Salesforce AI Research released VoiceAgentRAG, an open-source system that solves voice AI's fundamental latency problem through predictive caching. The dual-agent architecture runs a "Fast Talker" that serves responses from an in-memory semantic cache in 0.35ms, while a "Slow Thinker" background agent monitors conversations and pre-fetches likely follow-up topics into local storage. This approach delivers a 316x speedup over standard vector database queries that typically consume 50-300ms—the entire response budget for natural conversation.

This tackles the core constraint holding back voice agents today. While text-based RAG systems can afford multi-second "thinking" pauses, voice interfaces need sub-200ms responses to feel natural. Most production systems blow this budget on database roundtrips before the LLM even starts generating. The timing constraint explains why voice assistants still feel clunky compared to text interfaces—it's not just the models, it's the infrastructure.

The technical implementation reveals smart engineering choices. Rather than indexing queries, VoiceAgentRAG's FAISS-based semantic cache indexes document embeddings directly, enabling proper semantic search even when user phrasing differs from predictions.

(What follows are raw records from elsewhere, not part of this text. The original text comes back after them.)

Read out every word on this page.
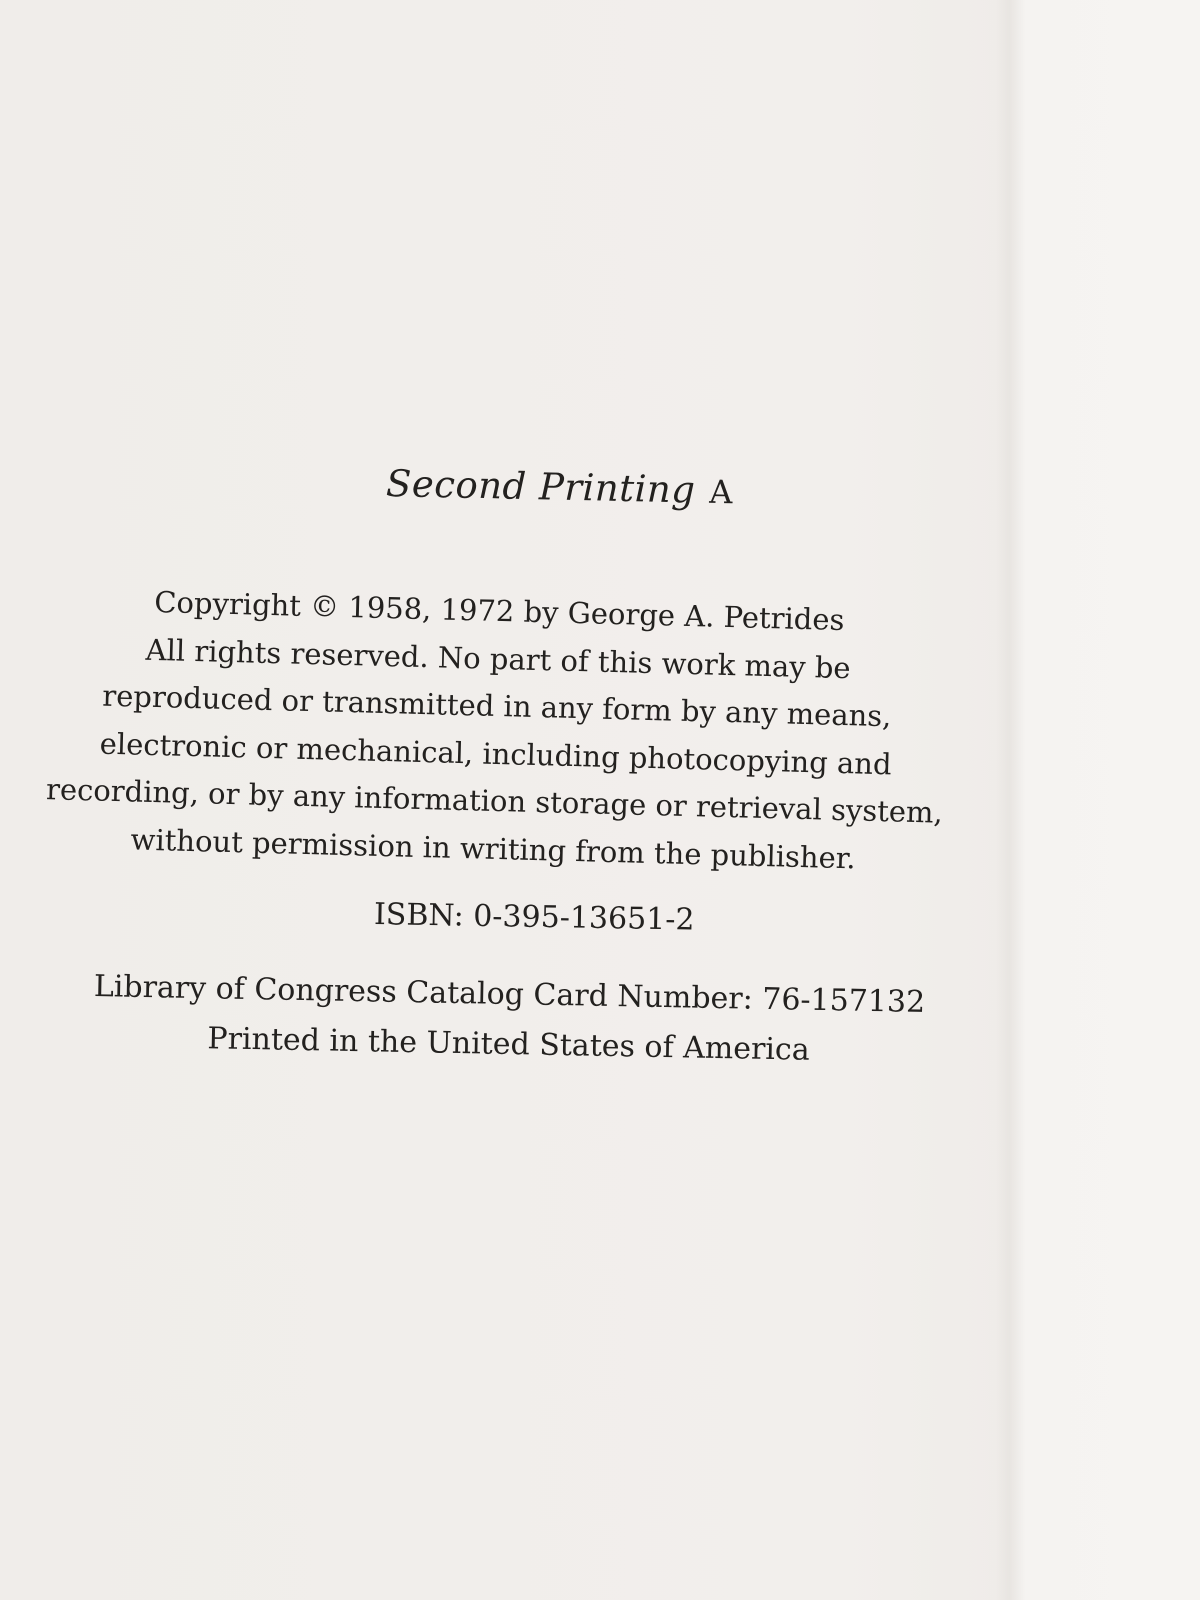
Second Printing A
Copyright © 1958, 1972 by George A. Petrides
All rights reserved. No part of this work may be
reproduced or transmitted in any form by any means,
electronic or mechanical, including photocopying and
recording, or by any information storage or retrieval system,
without permission in writing from the publisher.
ISBN: 0-395-13651-2
Library of Congress Catalog Card Number: 76-157132
Printed in the United States of America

The system uses a 0.40 cosine similarity threshold (lower than typical 0.95 query-to-query thresholds) and maintains cache freshness with 300-second TTL and LRU eviction. The background agent generates "document-style descriptions" rather than questions to better align embeddings with actual knowledge base content.

For developers building voice interfaces, this represents a clear path forward. The open-source release means you can implement predictive caching without rebuilding from scratch. But the real insight is architectural—decoupling retrieval from generation through async background processing. This pattern will likely become standard for any real-time AI application where latency matters more than perfect accuracy.